FILIPPO MANCUSO. Non condividi niente!

SERGIO COLA. In effetti, onorevole Mancuso!
Secondo la giurisprudenza della Corte di cassazione, dicevo, la polemica politica può assumere toni anche aspri purché sia riferita sempre a condotte e fatti attribuibili all'avversario politico e non trasmodi nell'attacco alla persona mediante l'uso del cosiddetto argumentum ad hominem; nella fattispecie, per la verità, l'argumentum ad hominem vi sarebbe, se è vero che, tra le espressioni riferite al sindaco, vi sono le seguenti: «...ha preso parte agli sperperi e alle assunzioni clientelari, strumentalizzato le finanze di un ente strumentale a fini elettoralistici e ha partecipato a speculazioni». Mi sembra che questi siano fatti determinati, che non possono che concernere la persona in modo specifico.

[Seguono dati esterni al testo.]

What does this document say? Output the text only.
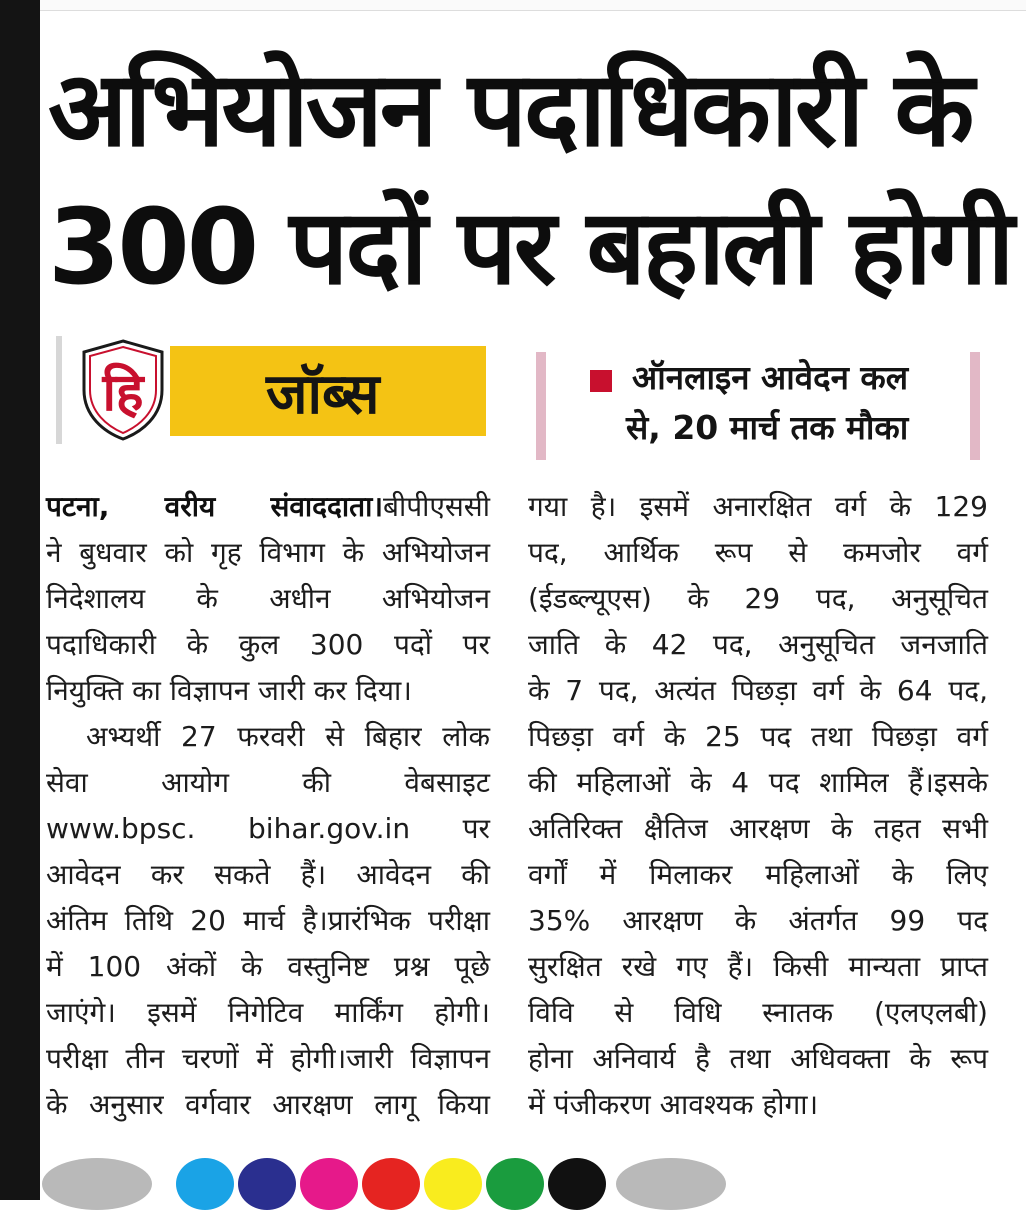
अभियोजन पदाधिकारी के
300 पदों पर बहाली होगी
हि जॉब्स	ऑनलाइन आवेदन कल
से, 20 मार्च तक मौका
पटना, वरीय संवाददाता।बीपीएससी
ने बुधवार को गृह विभाग के अभियोजन
निदेशालय के अधीन अभियोजन
पदाधिकारी के कुल 300 पदों पर
नियुक्ति का विज्ञापन जारी कर दिया।
अभ्यर्थी 27 फरवरी से बिहार लोक
सेवा आयोग की वेबसाइट
www.bpsc. bihar.gov.in पर
आवेदन कर सकते हैं। आवेदन की
अंतिम तिथि 20 मार्च है।प्रारंभिक परीक्षा
में 100 अंकों के वस्तुनिष्ट प्रश्न पूछे
जाएंगे। इसमें निगेटिव मार्किंग होगी।
परीक्षा तीन चरणों में होगी।जारी विज्ञापन
के अनुसार वर्गवार आरक्षण लागू किया
गया है। इसमें अनारक्षित वर्ग के 129
पद, आर्थिक रूप से कमजोर वर्ग
(ईडब्ल्यूएस) के 29 पद, अनुसूचित
जाति के 42 पद, अनुसूचित जनजाति
के 7 पद, अत्यंत पिछड़ा वर्ग के 64 पद,
पिछड़ा वर्ग के 25 पद तथा पिछड़ा वर्ग
की महिलाओं के 4 पद शामिल हैं।इसके
अतिरिक्त क्षैतिज आरक्षण के तहत सभी
वर्गों में मिलाकर महिलाओं के लिए
35% आरक्षण के अंतर्गत 99 पद
सुरक्षित रखे गए हैं। किसी मान्यता प्राप्त
विवि से विधि स्नातक (एलएलबी)
होना अनिवार्य है तथा अधिवक्ता के रूप
में पंजीकरण आवश्यक होगा।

Invece, ciò che si sarebbe dovuto sottolineare, e che dovrebbe indurci ad avere comportamenti analoghi anche in futuro, è che tutta questa polemica si inserisce nell'ambito di un argomento di rilievo effettivamente importantissimo, che riguarda il collegio elettorale. È chiaro, infatti, che il deputato eletto con il sistema maggioritario si trova esposto, anche contro la sua volontà, a determinate polemiche: nel caso particolare, la polemica concerneva l'acquedotto e la sua gestione, cattiva o meno.
Nel corso della discussione in sede di Giunta, ricordai anche gli arresti avvenuti con riferimento a speculazioni, per la verità, non molto trasparenti. L'onorevole Di Fonzo, chiamato in causa, si interessa di un problema del collegio, a prescindere dalla connessione o meno con l'attività parlamentare (ecco, l'interpretazione in questo caso lato sensu dell'attività parlamentare): egli, quindi, non poteva non prendere una posizione, anche se essa si è manifestata, attraverso le sue affermazioni, con toni aspri. Ritengo che tutto questo non possa che essere coperto, appunto, dall'insindacabilità, da interpretare in senso molto più ampio rispetto a quanto è avvenuto sino ad ora.

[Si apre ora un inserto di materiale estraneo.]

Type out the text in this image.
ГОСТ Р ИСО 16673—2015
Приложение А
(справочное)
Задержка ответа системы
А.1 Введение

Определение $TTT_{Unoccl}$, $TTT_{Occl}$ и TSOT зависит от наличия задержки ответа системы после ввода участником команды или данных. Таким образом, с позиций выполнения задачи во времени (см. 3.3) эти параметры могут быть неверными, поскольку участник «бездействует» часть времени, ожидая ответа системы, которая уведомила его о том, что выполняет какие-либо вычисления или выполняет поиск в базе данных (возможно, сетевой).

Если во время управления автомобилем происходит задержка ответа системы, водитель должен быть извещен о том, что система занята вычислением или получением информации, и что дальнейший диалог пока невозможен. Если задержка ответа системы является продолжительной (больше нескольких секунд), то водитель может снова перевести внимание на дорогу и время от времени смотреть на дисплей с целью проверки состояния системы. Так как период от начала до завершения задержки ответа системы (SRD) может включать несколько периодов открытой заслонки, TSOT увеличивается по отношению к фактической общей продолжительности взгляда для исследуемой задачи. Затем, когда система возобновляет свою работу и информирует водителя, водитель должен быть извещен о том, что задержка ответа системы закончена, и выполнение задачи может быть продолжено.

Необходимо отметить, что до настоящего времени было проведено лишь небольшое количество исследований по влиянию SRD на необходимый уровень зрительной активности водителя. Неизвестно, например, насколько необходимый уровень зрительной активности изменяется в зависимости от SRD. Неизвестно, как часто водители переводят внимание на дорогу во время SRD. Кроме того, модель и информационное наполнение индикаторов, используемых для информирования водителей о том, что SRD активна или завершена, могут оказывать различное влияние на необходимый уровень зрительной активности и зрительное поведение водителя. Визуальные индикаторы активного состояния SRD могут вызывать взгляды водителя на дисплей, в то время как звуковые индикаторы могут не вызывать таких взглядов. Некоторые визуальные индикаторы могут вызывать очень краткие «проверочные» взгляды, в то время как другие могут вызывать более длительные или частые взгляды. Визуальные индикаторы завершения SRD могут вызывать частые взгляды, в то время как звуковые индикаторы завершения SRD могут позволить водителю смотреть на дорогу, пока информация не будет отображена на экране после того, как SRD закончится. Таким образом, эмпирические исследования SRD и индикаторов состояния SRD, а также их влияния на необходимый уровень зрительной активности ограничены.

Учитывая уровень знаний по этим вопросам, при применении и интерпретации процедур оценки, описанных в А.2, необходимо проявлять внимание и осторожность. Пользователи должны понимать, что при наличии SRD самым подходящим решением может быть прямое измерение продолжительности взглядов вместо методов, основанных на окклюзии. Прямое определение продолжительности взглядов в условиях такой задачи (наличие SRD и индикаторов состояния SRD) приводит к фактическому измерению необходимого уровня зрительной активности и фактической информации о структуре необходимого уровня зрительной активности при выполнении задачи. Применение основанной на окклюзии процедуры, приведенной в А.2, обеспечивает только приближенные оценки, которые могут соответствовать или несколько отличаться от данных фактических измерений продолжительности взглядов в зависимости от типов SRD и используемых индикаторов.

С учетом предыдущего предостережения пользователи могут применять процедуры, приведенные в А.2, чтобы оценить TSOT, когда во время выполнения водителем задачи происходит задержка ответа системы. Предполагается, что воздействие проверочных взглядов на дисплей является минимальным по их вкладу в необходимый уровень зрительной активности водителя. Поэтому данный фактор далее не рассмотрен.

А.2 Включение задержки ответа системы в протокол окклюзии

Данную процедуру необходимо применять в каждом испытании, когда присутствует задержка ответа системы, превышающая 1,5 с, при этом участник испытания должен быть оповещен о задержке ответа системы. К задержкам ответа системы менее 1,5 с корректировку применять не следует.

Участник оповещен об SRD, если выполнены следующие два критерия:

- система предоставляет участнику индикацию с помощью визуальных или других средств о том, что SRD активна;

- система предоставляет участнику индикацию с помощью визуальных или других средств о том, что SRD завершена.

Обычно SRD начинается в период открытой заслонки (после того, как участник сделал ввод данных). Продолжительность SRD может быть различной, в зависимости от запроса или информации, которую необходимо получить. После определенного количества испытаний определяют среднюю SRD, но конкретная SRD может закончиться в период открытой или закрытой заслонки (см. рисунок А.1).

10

Ricordiamoci allora di questo precedente e cerchiamo di essere coerenti quando tratteremo situazioni analoghe: con queste precisazioni, che ritengo siano doverose e che sono emerse anche nella discussione svolta in sede di Giunta, mi pronuncio a favore dell'insindacabilità ed annuncio il voto favorevole del mio gruppo.

PRESIDENTE. Sono così esaurite le dichiarazioni di voto.